Posted 5 years ago. Sep 24, 2020 - 15:36 EDT
Update
We are currently experiencing a widespread outage in our US-1 Data center, and all hands are on deck to resolve it - we are truly sorry for the inconvenience and are working towards a timely resolution. The infrastructure that allows the configuration and resolution of our services is currently severely degraded, causing a number of customer-facing services to be disrupted. This results in high error rates in our web application and API, delays in metrics processing and disrupts alerting.
Posted 5 years ago. Sep 24, 2020 - 14:32 EDT
Update
We are continuing to actively work to mitigate the internal infrastructure connectivity issue impacting multiple systems.
Posted 5 years ago. Sep 24, 2020 - 14:19 EDT
Update
We are continuing to actively work to mitigate the internal infrastructure connectivity issue impacting multiple systems.

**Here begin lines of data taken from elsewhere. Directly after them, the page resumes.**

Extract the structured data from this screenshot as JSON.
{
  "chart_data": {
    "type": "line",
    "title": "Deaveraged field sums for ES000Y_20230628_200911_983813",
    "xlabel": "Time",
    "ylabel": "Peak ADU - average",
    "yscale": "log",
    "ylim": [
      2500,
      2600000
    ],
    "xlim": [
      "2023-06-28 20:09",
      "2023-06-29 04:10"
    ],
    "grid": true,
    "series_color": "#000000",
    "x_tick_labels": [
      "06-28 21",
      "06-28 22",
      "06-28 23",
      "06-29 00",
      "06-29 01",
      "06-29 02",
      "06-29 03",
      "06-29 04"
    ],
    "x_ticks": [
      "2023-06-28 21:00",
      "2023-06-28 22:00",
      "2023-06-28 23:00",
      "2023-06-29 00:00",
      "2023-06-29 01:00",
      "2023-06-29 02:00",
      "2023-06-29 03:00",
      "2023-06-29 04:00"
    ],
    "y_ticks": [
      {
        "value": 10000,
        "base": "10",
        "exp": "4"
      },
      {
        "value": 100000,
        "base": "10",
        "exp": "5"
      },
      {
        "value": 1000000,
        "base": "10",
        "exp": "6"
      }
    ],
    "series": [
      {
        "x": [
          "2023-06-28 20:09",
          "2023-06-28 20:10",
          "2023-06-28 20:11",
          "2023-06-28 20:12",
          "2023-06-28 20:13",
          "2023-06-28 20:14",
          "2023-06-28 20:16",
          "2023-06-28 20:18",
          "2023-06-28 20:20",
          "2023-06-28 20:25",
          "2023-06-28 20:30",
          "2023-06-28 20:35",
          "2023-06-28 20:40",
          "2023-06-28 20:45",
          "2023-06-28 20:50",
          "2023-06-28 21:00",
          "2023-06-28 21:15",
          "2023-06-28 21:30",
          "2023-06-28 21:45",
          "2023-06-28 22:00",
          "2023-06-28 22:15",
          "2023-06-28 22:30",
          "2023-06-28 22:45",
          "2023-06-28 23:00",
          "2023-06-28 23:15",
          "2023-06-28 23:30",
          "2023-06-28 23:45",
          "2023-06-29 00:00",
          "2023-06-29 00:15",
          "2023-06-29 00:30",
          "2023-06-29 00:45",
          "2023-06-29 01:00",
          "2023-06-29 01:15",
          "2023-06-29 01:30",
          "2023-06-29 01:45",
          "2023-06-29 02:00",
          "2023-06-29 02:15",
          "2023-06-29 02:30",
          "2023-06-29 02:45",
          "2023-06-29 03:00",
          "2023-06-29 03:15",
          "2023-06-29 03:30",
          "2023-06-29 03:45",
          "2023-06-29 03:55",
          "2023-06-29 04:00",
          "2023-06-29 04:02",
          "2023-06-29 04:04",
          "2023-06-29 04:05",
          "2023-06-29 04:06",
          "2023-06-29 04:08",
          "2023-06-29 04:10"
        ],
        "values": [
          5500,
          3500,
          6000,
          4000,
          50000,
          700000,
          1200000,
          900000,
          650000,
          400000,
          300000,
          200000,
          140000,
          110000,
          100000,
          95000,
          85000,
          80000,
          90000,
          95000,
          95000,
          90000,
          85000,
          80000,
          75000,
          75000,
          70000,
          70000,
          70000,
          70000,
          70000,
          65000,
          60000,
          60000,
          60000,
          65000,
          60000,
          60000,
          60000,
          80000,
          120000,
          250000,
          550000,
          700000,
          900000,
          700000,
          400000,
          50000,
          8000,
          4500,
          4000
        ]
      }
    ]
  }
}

Posted 5 years ago. Sep 24, 2020 - 13:16 EDT
Identified
We are actively working on an issue that affects internal infrastructure connectivity and is impacting multiple systems.
Posted 5 years ago. Sep 24, 2020 - 12:35 EDT
Update
We are continuing to investigate this issue.
Posted 5 years ago. Sep 24, 2020 - 12:31 EDT
Update
We are continuing to investigate the elevated error rate on the web application.
Posted 5 years ago. Sep 24, 2020 - 12:19 EDT
Update
We are continuing to investigate the elevated error rate on the web application.
Posted 5 years ago. Sep 24, 2020 - 11:42 EDT
Update
We are continuing to investigate this issue.
Posted 5 years ago. Sep 24, 2020 - 11:07 EDT
Update
We are continuing to investigate the elevated error rate on the web application.
Posted 5 years ago. Sep 24, 2020 - 11:06 EDT
Investigating
We are seeing an elevated error rate on the web application. We are currently investigating the issue. It's important to note that monitoring data is properly processed and that no data is lost.
Posted 5 years ago. Sep 24, 2020 - 10:27 EDT
This incident affected: APM, Metrics and Infra Monitoring, Monitors, and Web Application.